RECURSO. PRESTAÇÃO DE CONTAS. PARTIDO POLÍTICO. EXERCÍCIO FINANCEIRO DE 2016. RECEBIMENTO DE DOAÇÃO REALIZADA POR DETENTOR DE MANDATO ELETIVO. PREFEITO. INTERPRETAÇÃO RESTRITIVA DA NORMA. NÃO CARACTERIZADA FONTE VEDADA. LICITUDE DA DOAÇÃO. REFORMA DA SENTENÇA. APROVAÇÃO DAS CONTAS. PROVIMENTO.

Configuram recursos de fontes vedadas as doações a partidos políticos advindas de autoridades públicas, vale dizer, aqueles que exercem cargos de chefia ou direção na administração pública, direta ou indireta. Definição expressa no texto do art. 12 da Resolução TSE n. 23.464/15.

No caso, a agremiação partidária recebeu recursos de detentor de mandato eletivo de prefeito. O texto normativo não contempla os agentes políticos. Impossibilidade de se dar interpretação ampliativa à norma que traz uma restrição de direitos. O detentor de mandato eletivo não é titular de cargo nomeado em razão de vinculações partidárias, ao contrário, exerce "munus" público, eleito pelo povo. As doações realizadas por essa espécie de agente não possuem a potencialidade de afetar o equilíbrio entre as siglas partidárias. Caracterizada, assim, a licitude da doação efetuada pelo prefeito. Fonte vedada não caracterizada. Reforma da sentença para aprovar as contas.

Provimento.

(TRE/RS, RE 14-78, Relator Des. Federal João Batista Pinto Silveira, julgado em 06.12.2017.) (Grifei.)

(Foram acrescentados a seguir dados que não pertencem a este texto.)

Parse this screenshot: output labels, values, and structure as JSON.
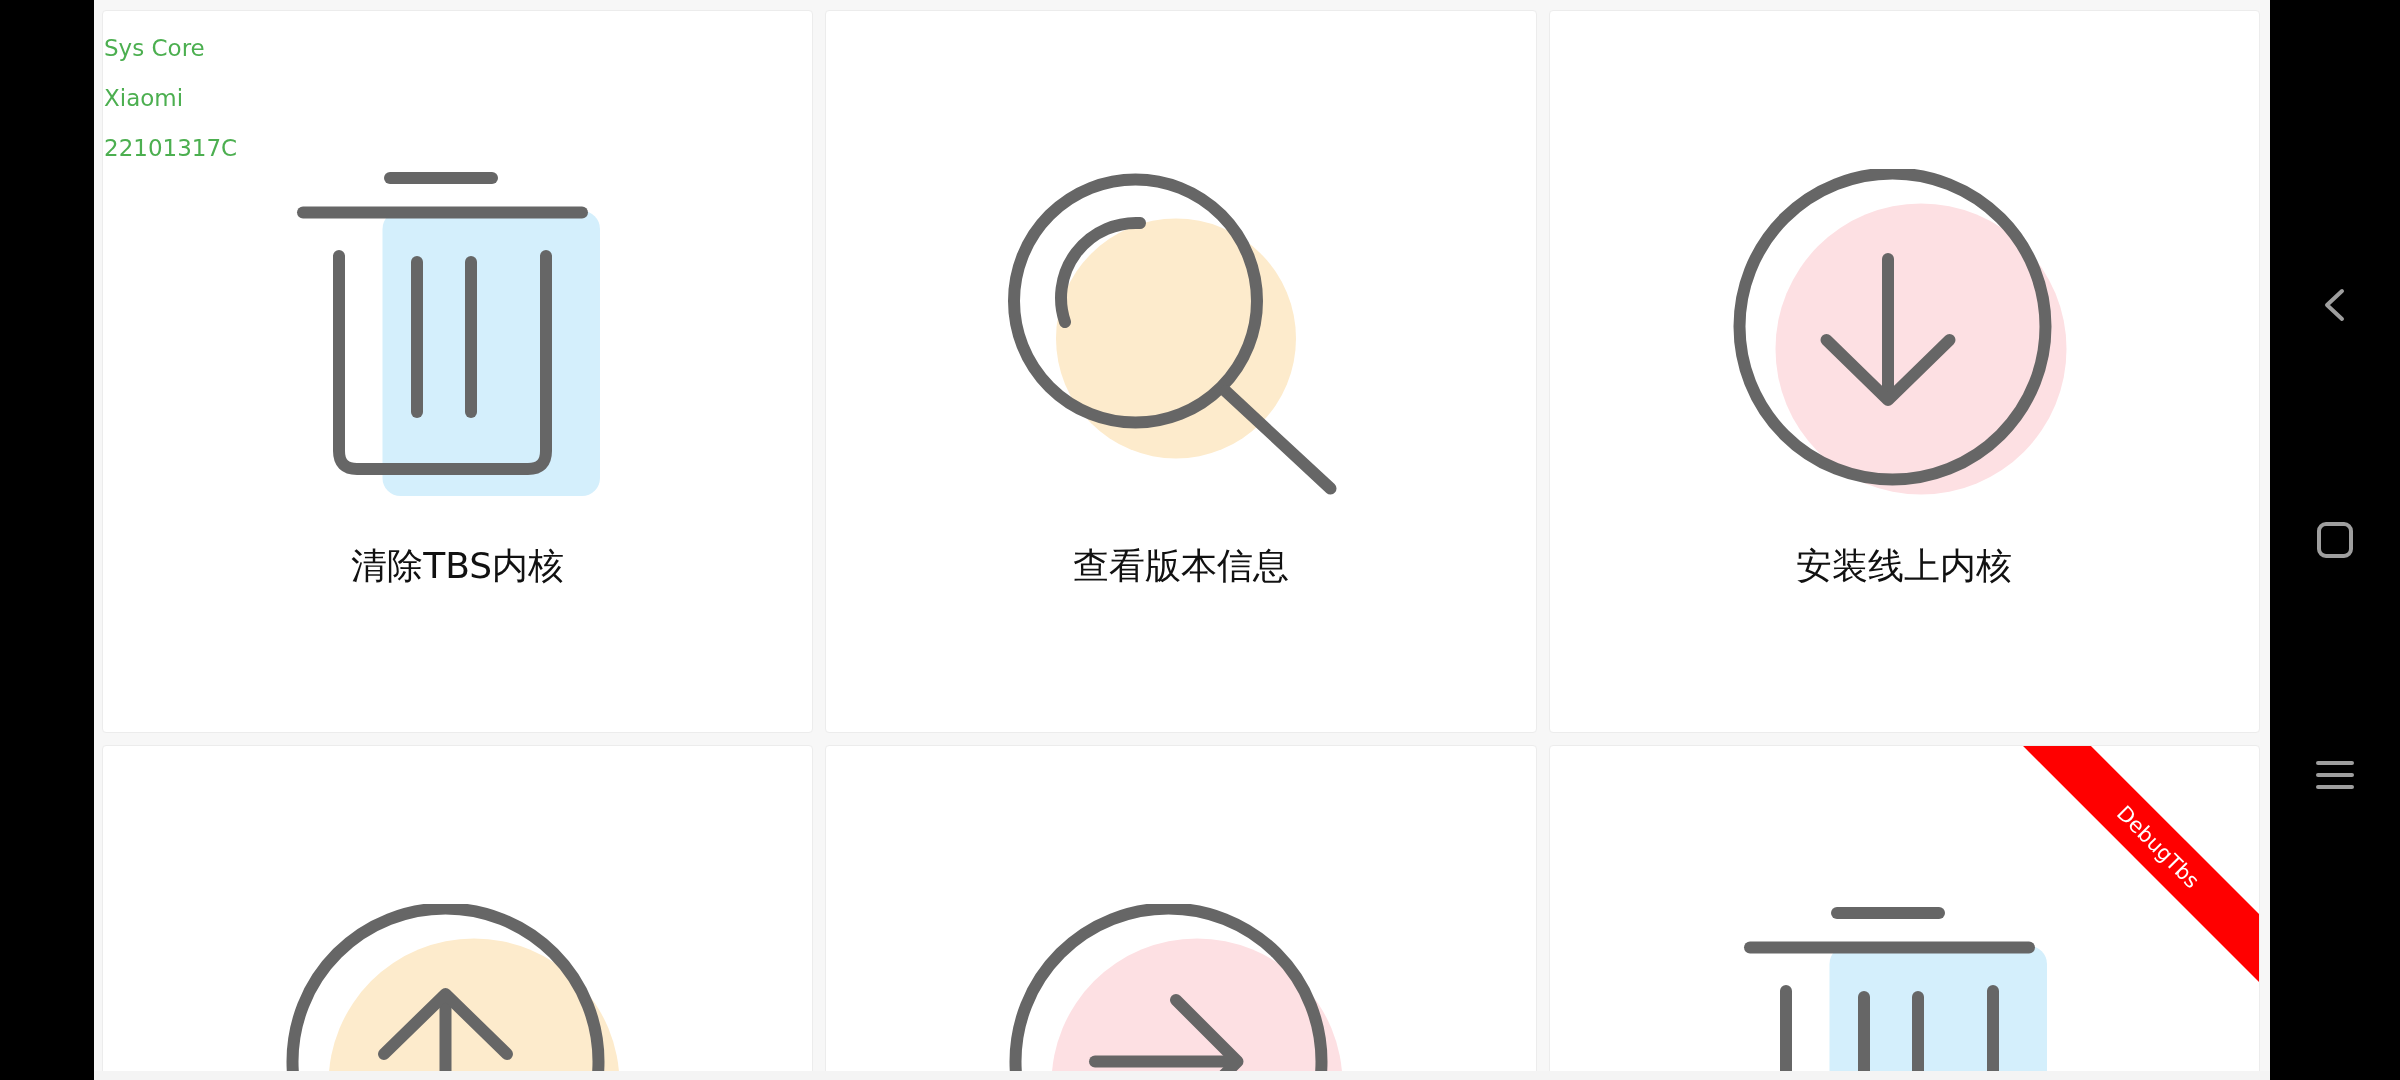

O âmago do raciocínio é claro: o Tribunal entendeu que o fundamento para vedar a doação de detentores de cargos de direção e chefia, qual seja, a necessidade de evitar o loteamento de funções públicas para alimentar os cofres partidários, não está presente quando se trata de ocupantes de mandatos eletivos.

E o motivo, muito bem identificado pelo relator, tem caráter constitucional: os mandatários são levados ao cargo pela vontade popular, sendo impossível, portanto, argumentar-se que interesses unicamente partidários os fizeram ocupar a posição. Ao contrário: princípios democráticos e republicanos, sob o manto das eleições, são os vetores principais da condução ao munus, inegavelmente público.

Nessa linha de raciocínio, considerar tais doadores como autoridades públicas significaria atribuir interpretação demasiado ampliativa a uma norma restritiva de direitos, o que não se coaduna com a ordem constitucional posta.

Ora, o mandatário de cargo eletivo não é “nomeado”; ele é eleito com suporte na soberania popular (art. 1º, parágrafo único, c/c art. 14, caput, da CF), e a respectiva ligação com partido político é condição de elegibilidade constitucionalmente plasmada (art. 14, § 3º, inc. V, CF), de molde que a modificação de entendimento trata-se de legítima evolução.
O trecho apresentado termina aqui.